About a year ago, we encountered our first Geiger-mode lidar files. Geiger-mode lidar is a very high-density collection technology that has been in military use for more than a decade but is now making its way into commercial and civilian mapping applications. The technique is cool and worth reading up on. For us, the datasets exhibited a new level of point density and noise and seemed like a probable fit for MrSID compression.
Along with its particular ancestry, Geiger-mode lidar came with a file format that was just as unfamiliar to us, the Binary Point File (BPF). As per its name, this is a binary format that was originally developed for speed and space improvements over an ASCII-based predecessor. It has had a couple of significant revisions to become more streamable, more compressible, and to carry more metadata. The file format definition is fairly short (around 40 pages), at least compared to some other military format definitions I can think of. But still a bit more complex than LAS’ and it carried some extra weight as the format preserves compatibility with some of its earlier (and less-well-defined) revisions. We were not excited about the prospect of rolling our own implementation.

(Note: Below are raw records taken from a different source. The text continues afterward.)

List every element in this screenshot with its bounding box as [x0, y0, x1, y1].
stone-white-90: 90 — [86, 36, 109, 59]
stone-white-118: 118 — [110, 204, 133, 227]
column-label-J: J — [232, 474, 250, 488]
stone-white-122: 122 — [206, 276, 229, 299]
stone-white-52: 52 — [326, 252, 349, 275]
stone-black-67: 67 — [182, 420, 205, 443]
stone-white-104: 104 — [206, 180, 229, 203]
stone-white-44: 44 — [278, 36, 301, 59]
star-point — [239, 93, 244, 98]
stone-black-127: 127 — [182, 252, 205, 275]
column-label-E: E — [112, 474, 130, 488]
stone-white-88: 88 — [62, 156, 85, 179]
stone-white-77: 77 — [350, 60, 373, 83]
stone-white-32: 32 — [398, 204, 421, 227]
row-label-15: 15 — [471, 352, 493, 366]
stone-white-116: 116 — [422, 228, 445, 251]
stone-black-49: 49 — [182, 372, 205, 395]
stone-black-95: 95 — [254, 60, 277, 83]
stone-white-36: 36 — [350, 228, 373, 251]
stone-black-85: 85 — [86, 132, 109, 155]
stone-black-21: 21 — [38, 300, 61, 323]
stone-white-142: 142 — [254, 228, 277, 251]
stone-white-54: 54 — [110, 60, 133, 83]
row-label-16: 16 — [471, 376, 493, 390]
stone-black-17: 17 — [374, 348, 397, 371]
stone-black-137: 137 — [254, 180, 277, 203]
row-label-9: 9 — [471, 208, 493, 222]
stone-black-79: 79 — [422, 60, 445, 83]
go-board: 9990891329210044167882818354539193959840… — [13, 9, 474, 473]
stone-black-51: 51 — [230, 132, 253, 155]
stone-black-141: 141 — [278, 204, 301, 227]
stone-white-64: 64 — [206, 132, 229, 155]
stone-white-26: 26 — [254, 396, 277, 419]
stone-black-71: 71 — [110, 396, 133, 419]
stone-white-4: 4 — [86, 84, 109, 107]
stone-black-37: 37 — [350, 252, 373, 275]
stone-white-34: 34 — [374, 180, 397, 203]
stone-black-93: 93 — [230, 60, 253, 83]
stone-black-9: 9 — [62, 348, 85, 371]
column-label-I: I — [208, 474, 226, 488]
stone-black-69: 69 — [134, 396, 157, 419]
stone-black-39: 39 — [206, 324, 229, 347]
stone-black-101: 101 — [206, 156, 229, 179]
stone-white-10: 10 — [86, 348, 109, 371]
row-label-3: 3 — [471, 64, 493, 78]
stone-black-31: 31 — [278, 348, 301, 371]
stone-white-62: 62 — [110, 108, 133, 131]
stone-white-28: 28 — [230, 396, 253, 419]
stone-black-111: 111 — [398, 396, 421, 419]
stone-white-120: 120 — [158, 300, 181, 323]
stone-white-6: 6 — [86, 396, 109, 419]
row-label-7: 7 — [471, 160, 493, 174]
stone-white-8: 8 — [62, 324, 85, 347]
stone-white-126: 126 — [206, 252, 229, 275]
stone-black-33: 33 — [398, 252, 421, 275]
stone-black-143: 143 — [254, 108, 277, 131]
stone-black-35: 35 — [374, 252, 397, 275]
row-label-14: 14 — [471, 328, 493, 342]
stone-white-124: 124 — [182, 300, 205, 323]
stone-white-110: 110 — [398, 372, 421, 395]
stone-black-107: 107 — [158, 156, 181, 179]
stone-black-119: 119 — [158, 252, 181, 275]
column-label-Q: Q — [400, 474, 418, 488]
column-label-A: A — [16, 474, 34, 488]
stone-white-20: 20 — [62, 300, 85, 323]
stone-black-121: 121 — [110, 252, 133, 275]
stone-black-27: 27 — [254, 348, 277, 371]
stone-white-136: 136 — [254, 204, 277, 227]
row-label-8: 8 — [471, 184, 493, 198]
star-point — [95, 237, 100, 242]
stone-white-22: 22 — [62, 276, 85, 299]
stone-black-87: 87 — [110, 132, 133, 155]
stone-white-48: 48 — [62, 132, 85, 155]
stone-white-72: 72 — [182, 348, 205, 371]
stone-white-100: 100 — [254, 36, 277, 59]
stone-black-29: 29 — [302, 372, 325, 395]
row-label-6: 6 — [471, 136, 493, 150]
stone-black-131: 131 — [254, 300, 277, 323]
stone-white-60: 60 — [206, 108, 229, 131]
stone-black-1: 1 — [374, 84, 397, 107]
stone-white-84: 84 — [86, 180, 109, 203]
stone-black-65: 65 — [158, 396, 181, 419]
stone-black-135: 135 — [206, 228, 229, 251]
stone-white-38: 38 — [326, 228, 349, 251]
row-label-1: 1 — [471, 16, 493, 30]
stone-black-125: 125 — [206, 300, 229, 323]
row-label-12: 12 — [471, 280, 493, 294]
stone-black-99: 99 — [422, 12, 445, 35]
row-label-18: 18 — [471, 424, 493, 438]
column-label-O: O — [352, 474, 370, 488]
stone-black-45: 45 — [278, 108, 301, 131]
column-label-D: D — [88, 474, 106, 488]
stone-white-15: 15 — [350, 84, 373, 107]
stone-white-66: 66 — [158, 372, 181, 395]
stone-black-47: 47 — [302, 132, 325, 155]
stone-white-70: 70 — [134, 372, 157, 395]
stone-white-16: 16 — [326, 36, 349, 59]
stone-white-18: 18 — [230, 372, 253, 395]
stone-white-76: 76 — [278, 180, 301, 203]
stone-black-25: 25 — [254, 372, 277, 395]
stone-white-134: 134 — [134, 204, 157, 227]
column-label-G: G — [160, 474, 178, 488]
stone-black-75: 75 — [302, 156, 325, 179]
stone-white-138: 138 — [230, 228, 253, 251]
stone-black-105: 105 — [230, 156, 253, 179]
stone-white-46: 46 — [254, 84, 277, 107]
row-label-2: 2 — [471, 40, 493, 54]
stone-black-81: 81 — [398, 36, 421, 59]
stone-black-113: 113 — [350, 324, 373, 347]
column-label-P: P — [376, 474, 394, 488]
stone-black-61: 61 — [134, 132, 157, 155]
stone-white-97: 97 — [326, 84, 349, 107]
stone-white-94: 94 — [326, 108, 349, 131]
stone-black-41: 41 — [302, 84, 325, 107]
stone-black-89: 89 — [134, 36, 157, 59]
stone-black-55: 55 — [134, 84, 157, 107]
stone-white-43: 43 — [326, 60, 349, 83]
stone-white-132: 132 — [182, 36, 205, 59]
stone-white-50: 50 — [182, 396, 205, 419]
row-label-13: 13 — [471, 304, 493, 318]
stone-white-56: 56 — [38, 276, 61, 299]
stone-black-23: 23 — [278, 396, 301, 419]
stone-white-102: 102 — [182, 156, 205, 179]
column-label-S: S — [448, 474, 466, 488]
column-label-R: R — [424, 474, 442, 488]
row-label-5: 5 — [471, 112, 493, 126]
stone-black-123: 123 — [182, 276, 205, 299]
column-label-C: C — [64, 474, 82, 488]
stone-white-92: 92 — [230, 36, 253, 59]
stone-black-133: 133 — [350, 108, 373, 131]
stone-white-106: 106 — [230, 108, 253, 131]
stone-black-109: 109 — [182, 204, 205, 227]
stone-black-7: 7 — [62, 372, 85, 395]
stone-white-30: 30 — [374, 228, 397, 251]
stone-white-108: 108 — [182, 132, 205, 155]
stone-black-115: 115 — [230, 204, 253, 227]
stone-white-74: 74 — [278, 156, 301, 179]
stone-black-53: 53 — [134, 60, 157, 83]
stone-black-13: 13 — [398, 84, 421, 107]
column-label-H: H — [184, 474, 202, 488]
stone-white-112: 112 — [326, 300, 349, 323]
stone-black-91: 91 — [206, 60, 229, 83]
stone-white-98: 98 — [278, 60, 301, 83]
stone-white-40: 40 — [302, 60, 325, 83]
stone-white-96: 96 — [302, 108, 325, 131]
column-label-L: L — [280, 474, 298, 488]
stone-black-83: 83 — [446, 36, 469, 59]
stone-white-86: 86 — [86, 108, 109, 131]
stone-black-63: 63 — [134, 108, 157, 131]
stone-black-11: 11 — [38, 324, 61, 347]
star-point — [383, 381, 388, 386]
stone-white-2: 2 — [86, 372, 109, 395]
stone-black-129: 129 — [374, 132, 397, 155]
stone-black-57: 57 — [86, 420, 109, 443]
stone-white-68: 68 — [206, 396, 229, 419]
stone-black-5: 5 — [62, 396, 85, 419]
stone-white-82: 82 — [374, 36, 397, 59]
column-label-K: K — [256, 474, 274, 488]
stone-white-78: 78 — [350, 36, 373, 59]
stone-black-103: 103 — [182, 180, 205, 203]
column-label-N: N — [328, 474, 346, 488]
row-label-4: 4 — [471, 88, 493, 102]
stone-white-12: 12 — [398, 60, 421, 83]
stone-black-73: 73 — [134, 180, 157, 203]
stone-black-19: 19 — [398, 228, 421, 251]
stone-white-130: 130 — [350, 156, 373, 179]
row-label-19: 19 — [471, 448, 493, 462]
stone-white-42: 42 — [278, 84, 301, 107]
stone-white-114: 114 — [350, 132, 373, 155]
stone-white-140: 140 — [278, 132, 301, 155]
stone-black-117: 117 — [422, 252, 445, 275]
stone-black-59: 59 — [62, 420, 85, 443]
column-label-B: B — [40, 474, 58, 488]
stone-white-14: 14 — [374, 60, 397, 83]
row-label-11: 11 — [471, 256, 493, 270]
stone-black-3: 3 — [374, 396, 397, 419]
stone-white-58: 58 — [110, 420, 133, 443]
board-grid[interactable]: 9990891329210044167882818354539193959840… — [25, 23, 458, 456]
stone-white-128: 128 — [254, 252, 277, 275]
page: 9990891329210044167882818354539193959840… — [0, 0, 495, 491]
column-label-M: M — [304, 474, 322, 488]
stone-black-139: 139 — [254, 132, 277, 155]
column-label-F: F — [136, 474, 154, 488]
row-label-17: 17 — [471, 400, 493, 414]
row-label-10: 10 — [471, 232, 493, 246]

Naturally, we looked for third-party implementations but found a surprising dearth. In fact, we only found a single API framework that supported the format. PDAL (Point Data Abstraction Library) is a rich open-source (BSD) toolkit for reading, writing and processing point cloud data, and it included a driver for BPF that was already in active use and even had two years of community maintenance behind it.
The straightforward integration would be to write a bridge class, translating PDAL’s read/write API and data structures to our internal ones. But the twist came for us as we dug into the details and realized we were facing a conflict of architectural assumptions. PDAL is able to construct and run full (and potentially very complex) lidar processing pipelines. These can be defined using a declarative JSON syntax, using building blocks from a wide array of available transform operations and file drivers. Building these pipelines, managing the flow and buffering of points is a big part of what PDAL is good at. However, our internal compression pipeline was already established and had its own way of pulling and processing points. In short, we both wanted to drive.
This could have been an insurmountable obstacle in a closed-source API. But since the source is open, we were able to work around the problem directly. Making a handful of private methods on pdal::BpfReader into public ones (viz. ready(), processOne() and done()), enabled us to simulate enough of PDAL’s point pump to use the BPF format driver as a point iterator within our own framework.
In the end, this experiment in compressing Geiger-mode lidar was fruitful and the BPF implementation above evolved into released functionality as Geiger-mode support in GeoExpress. PDAL is a uniquely-enabling, foundational piece of that support.